Updated: Feb 3
By Katie Traill
There are a multitude of reasons to make your own plant-based mylk at home. I'm sure by now you've realised it can save on a heap of unnecessary packaging! It's also really fresh, healthier and a little kinder on the environment. I also find that cutting down on the amount of mylk I consume is really beneficial - it saves me money and packaging, and uses less products from large monocultures that use a heck of a lot of resources to produce! (Almonds are a particularly intensive industry, where water usage and honey bee use and abuse is rife). I have made soy milk in the past but find it's quite labour-intensive and the flavour isn't so great. I LOVE the taste of my own nut mylk though, which I make with either almonds, cashews, or a combination of the two. You could easily make this with hemp seeds, pumpkin seeds, oats (without soaking) or whatever high-fat, creamy nut or seed takes your fancy. You can also play with consistency - the less water, the creamier the mylk.
Nut and seed mylk doesn't quite contain the protein content that dairy and soy milks do, making it less ideal for curdling into buttermilk, which is important to know for some vegan recipes. It also has a fairly low calorie and nutrient content - all the more reason to use up the pulp!

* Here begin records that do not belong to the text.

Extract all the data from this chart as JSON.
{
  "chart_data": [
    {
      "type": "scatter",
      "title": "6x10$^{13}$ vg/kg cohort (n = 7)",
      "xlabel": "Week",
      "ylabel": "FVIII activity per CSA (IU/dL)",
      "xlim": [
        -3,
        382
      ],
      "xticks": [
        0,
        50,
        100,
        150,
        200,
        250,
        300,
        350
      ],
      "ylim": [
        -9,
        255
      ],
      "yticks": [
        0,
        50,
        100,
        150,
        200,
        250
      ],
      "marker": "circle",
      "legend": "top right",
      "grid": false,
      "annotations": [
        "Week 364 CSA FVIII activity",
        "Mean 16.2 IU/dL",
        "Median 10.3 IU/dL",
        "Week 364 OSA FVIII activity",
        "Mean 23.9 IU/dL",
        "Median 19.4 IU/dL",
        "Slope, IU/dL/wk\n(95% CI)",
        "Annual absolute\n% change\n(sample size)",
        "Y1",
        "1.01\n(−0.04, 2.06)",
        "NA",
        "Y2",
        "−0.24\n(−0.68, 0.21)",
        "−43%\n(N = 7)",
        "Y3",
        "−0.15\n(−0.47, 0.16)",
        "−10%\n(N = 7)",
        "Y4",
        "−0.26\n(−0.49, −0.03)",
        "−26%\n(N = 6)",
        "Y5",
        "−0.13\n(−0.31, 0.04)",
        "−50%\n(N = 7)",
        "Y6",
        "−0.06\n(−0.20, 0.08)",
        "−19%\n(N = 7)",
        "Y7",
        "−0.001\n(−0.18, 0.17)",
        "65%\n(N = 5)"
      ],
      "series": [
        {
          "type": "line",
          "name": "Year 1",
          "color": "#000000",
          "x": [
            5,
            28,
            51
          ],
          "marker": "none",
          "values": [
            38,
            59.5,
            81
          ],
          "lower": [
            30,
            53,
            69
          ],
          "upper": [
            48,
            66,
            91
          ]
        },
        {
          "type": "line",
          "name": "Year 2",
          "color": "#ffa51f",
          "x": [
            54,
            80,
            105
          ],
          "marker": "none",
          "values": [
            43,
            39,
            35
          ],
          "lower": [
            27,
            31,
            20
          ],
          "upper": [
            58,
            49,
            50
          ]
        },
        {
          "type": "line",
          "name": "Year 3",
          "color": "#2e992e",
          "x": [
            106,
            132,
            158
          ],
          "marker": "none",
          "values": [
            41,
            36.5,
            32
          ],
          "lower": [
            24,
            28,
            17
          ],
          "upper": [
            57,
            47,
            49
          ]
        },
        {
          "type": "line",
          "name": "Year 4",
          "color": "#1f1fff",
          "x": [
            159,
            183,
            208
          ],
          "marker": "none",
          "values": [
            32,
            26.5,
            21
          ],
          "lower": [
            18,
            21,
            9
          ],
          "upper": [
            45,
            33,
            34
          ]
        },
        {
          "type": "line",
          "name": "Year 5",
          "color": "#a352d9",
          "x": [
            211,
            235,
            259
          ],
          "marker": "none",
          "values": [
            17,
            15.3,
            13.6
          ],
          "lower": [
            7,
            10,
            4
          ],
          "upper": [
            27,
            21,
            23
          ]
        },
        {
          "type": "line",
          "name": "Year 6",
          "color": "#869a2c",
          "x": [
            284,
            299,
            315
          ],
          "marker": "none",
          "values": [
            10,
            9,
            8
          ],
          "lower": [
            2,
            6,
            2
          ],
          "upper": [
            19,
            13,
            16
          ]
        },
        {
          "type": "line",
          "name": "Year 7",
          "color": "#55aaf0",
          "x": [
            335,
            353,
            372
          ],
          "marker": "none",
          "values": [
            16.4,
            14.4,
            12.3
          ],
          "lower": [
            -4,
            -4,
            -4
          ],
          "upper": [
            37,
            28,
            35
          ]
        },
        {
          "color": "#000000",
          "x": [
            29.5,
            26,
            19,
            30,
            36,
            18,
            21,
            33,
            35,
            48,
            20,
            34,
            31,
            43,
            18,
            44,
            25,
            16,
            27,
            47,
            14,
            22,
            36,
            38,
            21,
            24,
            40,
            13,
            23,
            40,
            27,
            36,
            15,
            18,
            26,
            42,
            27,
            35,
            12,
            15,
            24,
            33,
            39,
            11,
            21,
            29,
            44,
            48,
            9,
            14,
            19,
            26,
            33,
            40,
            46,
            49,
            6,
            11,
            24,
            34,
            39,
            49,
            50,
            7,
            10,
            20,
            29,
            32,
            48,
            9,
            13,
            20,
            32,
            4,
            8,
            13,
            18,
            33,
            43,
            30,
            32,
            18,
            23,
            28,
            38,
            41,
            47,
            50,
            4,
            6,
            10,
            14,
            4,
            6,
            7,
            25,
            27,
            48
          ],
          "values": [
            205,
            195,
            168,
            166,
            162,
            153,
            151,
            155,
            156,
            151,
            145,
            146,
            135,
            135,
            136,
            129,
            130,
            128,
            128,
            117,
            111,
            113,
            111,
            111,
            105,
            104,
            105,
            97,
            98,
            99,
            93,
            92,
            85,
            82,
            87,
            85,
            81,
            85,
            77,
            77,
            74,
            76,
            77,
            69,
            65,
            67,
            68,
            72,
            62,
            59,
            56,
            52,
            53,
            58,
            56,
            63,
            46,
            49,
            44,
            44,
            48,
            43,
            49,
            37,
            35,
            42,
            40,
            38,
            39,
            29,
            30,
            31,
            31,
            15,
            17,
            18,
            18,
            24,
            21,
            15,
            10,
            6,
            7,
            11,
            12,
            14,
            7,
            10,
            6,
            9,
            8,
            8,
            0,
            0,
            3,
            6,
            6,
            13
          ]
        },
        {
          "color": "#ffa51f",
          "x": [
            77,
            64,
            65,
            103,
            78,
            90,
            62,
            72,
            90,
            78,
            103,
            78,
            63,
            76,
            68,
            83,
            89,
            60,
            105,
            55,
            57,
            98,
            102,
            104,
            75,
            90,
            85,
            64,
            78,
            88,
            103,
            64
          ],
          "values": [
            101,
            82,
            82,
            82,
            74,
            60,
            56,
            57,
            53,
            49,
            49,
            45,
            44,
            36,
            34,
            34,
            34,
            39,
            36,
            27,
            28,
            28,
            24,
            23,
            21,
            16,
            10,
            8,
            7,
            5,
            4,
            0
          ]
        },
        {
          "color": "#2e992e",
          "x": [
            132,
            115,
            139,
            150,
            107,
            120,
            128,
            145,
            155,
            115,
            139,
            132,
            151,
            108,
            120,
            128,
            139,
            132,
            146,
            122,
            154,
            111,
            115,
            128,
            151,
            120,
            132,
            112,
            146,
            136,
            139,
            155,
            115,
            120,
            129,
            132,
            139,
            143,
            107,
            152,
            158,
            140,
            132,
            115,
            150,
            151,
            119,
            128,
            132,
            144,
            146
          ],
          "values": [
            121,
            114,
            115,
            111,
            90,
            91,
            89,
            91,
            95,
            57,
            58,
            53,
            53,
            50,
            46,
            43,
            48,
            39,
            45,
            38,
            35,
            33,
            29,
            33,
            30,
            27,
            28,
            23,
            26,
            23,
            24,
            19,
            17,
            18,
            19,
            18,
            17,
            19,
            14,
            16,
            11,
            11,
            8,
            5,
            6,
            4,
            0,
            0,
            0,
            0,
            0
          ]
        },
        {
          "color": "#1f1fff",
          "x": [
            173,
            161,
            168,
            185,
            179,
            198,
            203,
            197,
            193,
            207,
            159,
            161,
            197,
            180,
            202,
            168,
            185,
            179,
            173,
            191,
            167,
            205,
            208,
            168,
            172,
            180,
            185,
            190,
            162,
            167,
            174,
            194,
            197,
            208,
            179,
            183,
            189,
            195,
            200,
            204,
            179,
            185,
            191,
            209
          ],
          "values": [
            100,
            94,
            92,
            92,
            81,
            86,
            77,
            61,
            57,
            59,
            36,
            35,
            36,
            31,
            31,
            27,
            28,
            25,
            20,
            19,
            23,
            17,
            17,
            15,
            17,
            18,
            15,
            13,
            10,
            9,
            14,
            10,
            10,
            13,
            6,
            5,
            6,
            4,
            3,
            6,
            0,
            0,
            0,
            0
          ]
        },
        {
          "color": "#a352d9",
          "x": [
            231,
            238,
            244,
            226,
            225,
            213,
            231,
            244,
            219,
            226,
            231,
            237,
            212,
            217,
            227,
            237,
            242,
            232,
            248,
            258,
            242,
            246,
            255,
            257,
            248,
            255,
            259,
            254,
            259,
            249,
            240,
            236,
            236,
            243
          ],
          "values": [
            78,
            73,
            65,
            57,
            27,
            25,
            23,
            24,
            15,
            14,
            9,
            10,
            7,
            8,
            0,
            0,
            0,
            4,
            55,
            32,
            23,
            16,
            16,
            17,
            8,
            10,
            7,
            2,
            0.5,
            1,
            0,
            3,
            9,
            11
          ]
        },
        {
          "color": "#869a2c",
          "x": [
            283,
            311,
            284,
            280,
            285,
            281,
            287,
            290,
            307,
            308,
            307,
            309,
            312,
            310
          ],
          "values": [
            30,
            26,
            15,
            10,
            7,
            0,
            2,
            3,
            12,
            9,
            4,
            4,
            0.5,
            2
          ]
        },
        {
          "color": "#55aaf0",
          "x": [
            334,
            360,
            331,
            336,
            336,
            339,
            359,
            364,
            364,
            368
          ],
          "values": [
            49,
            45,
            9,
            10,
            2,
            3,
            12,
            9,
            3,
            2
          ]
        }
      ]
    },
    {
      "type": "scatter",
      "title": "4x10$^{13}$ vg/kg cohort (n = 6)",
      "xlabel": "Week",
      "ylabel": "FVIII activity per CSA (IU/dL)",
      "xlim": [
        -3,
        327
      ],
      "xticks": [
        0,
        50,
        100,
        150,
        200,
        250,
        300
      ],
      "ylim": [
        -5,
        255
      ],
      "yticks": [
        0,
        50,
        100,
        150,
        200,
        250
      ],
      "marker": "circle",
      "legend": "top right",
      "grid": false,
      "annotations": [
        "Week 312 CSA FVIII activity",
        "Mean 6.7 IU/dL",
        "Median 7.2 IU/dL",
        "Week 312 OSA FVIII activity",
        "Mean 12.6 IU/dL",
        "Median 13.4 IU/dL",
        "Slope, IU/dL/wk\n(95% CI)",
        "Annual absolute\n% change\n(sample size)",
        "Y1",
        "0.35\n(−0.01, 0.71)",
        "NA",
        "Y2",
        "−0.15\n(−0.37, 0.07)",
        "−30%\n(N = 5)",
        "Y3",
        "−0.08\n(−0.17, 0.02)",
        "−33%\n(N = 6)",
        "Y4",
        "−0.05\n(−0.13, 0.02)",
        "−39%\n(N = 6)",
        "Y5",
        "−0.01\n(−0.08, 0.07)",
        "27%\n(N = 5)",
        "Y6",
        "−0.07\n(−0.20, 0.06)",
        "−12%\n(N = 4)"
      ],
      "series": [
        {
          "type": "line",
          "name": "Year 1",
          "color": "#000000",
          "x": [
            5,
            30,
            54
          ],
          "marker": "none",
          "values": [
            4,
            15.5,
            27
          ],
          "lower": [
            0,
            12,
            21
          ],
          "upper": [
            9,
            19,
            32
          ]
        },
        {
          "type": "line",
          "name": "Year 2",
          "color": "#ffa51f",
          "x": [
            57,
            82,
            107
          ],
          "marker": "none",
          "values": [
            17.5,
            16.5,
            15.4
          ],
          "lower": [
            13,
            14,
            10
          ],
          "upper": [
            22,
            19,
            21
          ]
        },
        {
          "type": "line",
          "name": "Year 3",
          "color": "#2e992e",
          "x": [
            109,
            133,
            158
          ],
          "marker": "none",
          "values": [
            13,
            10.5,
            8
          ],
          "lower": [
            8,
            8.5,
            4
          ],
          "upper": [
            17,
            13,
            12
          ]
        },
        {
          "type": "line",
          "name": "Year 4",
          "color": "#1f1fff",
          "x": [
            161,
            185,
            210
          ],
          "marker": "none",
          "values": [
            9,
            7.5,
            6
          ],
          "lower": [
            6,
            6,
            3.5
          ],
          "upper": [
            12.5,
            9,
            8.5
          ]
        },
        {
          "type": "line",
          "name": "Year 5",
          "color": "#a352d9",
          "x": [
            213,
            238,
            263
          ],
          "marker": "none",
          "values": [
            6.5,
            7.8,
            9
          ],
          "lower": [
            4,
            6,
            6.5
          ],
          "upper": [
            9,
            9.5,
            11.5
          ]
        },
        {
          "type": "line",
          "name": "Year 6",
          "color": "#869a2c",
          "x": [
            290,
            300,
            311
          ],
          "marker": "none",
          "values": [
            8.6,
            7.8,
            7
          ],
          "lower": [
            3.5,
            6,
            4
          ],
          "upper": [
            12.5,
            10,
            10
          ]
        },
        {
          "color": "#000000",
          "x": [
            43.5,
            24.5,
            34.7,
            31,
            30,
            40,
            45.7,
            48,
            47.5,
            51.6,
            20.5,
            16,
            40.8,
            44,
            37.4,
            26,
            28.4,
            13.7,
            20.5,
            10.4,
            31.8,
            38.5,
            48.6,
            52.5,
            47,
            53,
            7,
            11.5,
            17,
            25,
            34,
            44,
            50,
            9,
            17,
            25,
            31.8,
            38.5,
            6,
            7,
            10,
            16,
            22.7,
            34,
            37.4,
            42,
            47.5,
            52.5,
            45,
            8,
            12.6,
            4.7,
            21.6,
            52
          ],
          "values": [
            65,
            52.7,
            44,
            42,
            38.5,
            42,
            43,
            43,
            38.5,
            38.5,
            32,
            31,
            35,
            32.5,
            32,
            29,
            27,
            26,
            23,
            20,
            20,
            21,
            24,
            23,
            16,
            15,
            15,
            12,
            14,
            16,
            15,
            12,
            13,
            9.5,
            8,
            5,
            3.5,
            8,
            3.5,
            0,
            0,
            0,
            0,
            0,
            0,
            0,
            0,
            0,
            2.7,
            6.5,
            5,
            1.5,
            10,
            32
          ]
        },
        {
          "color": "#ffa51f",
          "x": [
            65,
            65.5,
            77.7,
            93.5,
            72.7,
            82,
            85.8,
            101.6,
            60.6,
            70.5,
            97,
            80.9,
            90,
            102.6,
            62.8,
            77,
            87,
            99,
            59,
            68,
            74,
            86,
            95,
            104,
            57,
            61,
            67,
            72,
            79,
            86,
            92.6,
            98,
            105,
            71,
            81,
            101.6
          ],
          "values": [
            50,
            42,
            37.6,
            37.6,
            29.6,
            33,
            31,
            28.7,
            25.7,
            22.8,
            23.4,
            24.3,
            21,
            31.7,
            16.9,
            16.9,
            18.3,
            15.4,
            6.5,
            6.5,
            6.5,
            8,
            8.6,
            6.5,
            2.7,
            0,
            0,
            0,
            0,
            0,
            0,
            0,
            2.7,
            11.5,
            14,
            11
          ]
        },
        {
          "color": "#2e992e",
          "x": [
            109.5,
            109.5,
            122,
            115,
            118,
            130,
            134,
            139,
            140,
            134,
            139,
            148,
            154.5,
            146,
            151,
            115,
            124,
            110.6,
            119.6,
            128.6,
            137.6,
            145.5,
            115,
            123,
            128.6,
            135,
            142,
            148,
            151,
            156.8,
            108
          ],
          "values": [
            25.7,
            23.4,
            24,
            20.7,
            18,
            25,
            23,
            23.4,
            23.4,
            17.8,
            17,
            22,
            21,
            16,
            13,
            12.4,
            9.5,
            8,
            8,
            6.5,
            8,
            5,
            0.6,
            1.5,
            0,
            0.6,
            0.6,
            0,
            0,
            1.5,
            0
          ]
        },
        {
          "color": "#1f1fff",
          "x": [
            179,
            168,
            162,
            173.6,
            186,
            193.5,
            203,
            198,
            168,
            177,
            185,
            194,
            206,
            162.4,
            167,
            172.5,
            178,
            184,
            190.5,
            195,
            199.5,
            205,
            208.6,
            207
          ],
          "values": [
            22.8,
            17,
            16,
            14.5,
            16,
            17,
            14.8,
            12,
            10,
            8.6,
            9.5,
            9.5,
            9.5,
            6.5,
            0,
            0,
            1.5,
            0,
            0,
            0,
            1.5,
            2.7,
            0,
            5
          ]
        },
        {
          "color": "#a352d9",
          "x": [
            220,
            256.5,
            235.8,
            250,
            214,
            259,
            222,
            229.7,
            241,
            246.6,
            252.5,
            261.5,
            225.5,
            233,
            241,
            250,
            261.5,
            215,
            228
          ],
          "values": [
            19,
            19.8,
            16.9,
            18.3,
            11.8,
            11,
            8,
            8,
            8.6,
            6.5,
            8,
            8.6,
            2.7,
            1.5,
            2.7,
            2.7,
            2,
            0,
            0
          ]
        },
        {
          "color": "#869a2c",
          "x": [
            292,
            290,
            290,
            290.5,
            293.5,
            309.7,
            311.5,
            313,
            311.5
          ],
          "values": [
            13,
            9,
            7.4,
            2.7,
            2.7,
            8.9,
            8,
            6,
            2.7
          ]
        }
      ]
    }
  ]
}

But more on that later.
Here's my basic nut mylk recipe
1 cup raw almonds, or cashews, or half-half
Pinch of mineral salt
One pitted medjool date, or a tsp of maple syrup (you could also use sugar, agave, rice malt syrup)
1L filtered water
A good blender, food processor or Thermomix
Nut mylk bag or cheese cloth
1L bottle or jar with lid (or two 500ml)
1) Soak nuts in a bowl of water in fridge overnight. (If you forget to do this, you can use boiling water over cashews for about two hours)
2) In the morning, strain and rinse nuts (pour water on the garden or lawn) and add to blender. Add date or sweetener of choice, salt and 1L of water. Note that if you've put the nuts in first, then topped with water to a written measuring line on the blender, you'll need to go over the 1L line as the nuts take up some volume. Also sterilise your jars now - I put both glass and lids in the over at 100 degrees Celcius for 15mins.
3) Blend on high speed for 30s until well blitzed, then blend on medium speed for another 90s until creamy.
4) Over a clean bowl or jug, pour mylk and pulp through a nut mylk bag or cheese cloth and strain well. Save the pulp!!! It's fantastic for baking, thickening soups or sauces, or making fermented nut cheese (more on that in a post to come!). Freeze if you know you won't use it straight away.
5) Pour strained mylk into sterilised bottles/jars (don't worry if they're still hot when pouring) and transfer straight to the fridge, where it will last 5-7 days*. If you've never tasted it fresh, now's the time to have a try - it's delicious! Keep your nut pulp in a sealed container in the fridge for a week, or in the freezer for up to three months.
*You will know if your mylk has started to go off - it smells a bit funny, tastes sour, and becomes slimy and thick. You can also freeze half of your mylk if you know you won't drink it within the week.